Saturday, December 4, 2010

Is Silicon Valley Headed For Dot-Com Bust 2.0?

On the front page left column above the fold article in the NYT today, "Silicon Valley Showing Signs of Bubble", the article questions whether all the venture capital money flowing to current Silicon Valley social network start ups will actually pan out in the long run, particularly in terms of the huge amounts they're investing in these entities. Some of the apps trade on exclusivity, almost like Studio 54, like Path, "an iPhone app for sharing only photos on a social network limited to only 50 people". Investors coughed up $2.5 million for that one.

The question becomes, will these young and hot entities go the way of early 21st century dot com busts like pets.com?

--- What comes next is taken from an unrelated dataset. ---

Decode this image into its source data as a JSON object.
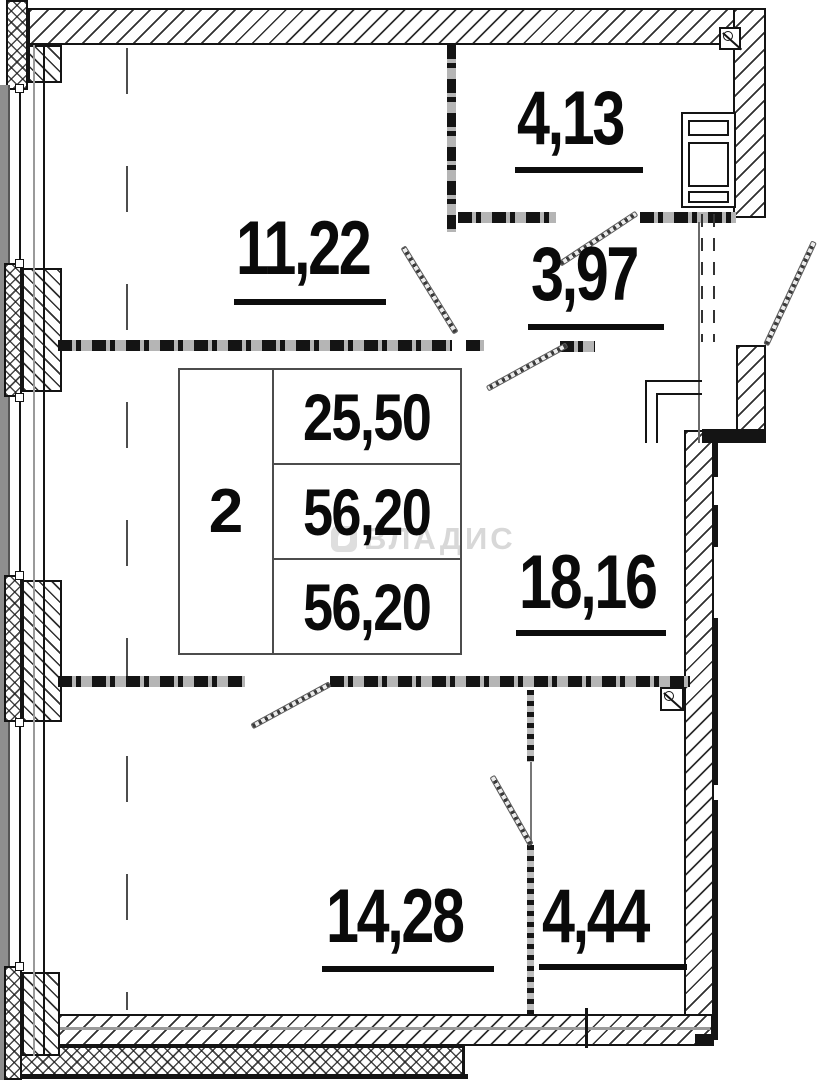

Are we seeing herd behavior again? People are afraid to "miss the next big thing". There are differences between 1.0 and 2.0. Most of the companies now are not traded on the stock exchange so there is no exchange bubble. Of course, that leads to questions of transparency and regulation in favor of investors.

But in this current environment, when money is hard to come by with ZIRP interest rates, cash is king. And some technology companies are sitting on a lot of cash.

[Microsoft, Apple or Google] have about $90 billion in case on their books. McKinsey & Company calculates that the largest software and hardware companies have enough excess cash on hand to buy nearly all of the tech industry's medium-sized companies.


The question in my mind is, how will these companies eke out profits? Will online advertising actually support these businesses in the long run?